The reasons for this are as follows;
-Rolls are free
You can immediately tell when someone is freeloading by uniquely identifying if they are the evil purveyors of 'rolldom.' When an old woman says;
You are immediately sure of one of two things;
Option A: She's a freeloading crone who doesn't want to eat the cheapest thing on the menu without feeling like she got the best value for her meal. How does she do this? By calling out repeatedly for the one thing she doesn't have to pay for.
Option B: She enjoys the added security of having a hot breaded centerpiece on her table that she's not going to end up actually eating.
Another reason I hate when people ask for more rolls is because about 60% of the time, nobody actually ends up eating them. By the time the second plate of rolls comes around, dinner has actually arrived, and suddenly rolls are no longer at the center of their universe. Just their table.
On top of that, I'm usually doing things that actually matter when five of my idiot tables bother me for more rolls. I'll be bringing someone a glass of wine or carrying someone's dinner out, and five people are getting angry at me along my way because I forgot to bring them something they aren't there to eat.
News flash; I didn't forget to bring you more rolls. There are a bunch of new tables that just sat down who are waiting for their own first plate of rolls. Inevitably they are also going to probably want more, but for right now, their need is greater than yours. I usually have a moment of intense calm when someone gets all indignant about me 'forgetting' to bring them more free bread. It is usually me convincing myself NOT to stroll right over and break my foot off in their left nostril.
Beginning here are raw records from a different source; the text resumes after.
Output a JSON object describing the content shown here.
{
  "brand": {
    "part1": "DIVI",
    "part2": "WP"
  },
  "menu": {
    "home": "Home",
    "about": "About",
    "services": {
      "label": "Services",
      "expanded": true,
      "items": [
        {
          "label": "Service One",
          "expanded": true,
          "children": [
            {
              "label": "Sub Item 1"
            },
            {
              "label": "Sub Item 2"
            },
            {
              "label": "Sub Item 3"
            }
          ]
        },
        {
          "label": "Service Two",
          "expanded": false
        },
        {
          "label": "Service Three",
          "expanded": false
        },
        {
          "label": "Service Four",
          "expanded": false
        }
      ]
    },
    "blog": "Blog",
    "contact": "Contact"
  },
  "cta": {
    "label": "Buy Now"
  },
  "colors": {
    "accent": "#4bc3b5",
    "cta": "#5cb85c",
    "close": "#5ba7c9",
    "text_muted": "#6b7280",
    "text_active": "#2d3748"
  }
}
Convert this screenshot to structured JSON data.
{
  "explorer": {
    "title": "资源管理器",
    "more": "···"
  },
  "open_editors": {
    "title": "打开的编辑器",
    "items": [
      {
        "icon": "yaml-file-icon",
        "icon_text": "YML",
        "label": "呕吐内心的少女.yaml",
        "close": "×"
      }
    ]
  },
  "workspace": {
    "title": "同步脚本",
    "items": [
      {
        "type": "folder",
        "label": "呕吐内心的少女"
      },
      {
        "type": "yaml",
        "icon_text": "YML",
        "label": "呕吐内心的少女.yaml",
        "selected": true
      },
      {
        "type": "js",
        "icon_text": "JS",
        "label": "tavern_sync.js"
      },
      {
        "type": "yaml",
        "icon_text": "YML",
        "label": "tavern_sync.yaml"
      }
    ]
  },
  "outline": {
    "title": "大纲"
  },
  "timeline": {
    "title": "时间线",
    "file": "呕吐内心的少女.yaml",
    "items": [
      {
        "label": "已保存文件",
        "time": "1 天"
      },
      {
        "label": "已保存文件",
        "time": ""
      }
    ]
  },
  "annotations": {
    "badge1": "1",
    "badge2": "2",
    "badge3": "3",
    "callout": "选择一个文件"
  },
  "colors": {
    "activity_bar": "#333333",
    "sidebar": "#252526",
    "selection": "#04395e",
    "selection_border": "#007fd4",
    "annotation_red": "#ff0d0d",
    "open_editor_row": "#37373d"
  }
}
People's insatiable need to stock up on free shit truly bothers me in the context of dining out. When I go out to eat, I'm there for the cuisine, the atmosphere, the service, the libations, and the company of friends. I'm not there to bitch someone out about bringing me free snacks. One helping of rolls or bread is perfectly fine, but when you're hollering for three plates of them in lieu of an actual appetizer, that's when you become a total cock-breathed dingleberry.